“The game has to be recessed,” I have heard that the Master said before
he went into St. Luke’s, “but I don’t want outsiders looking at an unfinished
game and saying that White is doing well and Black is doing all right too.”
It was the sort of thing the Master would have said; but there are
probably shifts in the tides of battle that are quite impossible for an outsider
to understand.
Apparently the Master was optimistic. Once after the match was over he
remarked to Goi of the Nichinichi and myself: “When I went into the
hospital I didn’t think White was in at all a bad position.
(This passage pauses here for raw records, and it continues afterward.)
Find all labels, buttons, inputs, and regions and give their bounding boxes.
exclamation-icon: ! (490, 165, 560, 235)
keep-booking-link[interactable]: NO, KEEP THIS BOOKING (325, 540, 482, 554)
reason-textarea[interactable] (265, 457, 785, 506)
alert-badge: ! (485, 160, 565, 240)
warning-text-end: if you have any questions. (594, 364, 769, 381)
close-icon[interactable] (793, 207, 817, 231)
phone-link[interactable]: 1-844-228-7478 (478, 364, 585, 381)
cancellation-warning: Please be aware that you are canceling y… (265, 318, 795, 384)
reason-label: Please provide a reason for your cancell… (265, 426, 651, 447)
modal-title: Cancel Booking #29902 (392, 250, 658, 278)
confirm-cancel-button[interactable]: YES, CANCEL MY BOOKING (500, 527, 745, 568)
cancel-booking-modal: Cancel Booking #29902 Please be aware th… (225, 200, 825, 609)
I did think some
odd things were happening, but I was not really worried.”
Black 99 “peeped in”
upon a White triangle, and with White 100, the
last play before he was hospitalized, the Master joined his stones.
Afterwards, in his review of the game, he said that if he had not so joined
his stones but rather sought to control the Black formation to the right of
the board and prevent an incursion into White territory, “the outlook would
not have been such as to permit sanguineness on Black’s part.” He seems to
have been satisfied with the early course of the game. The fact that he had
been able to play White 48 on a “star point” and so to “control the passes”
in the opening stages “meant what anyone must concede to be an ideal
White formation.” It followed, he said, that “Black 47, giving up the
strategic point, was too conservative a play,” which could not “evade
charges of a certain tepidness.”
Otaké, however, in his own reflections, said that if he had not played as
he did there would still have been openings for White in the vicinity, and
these he was loath to permit. Wu’s commentary agreed with Otaké’s. Black
47 was the proper play, he said, and left Black with massive thickness.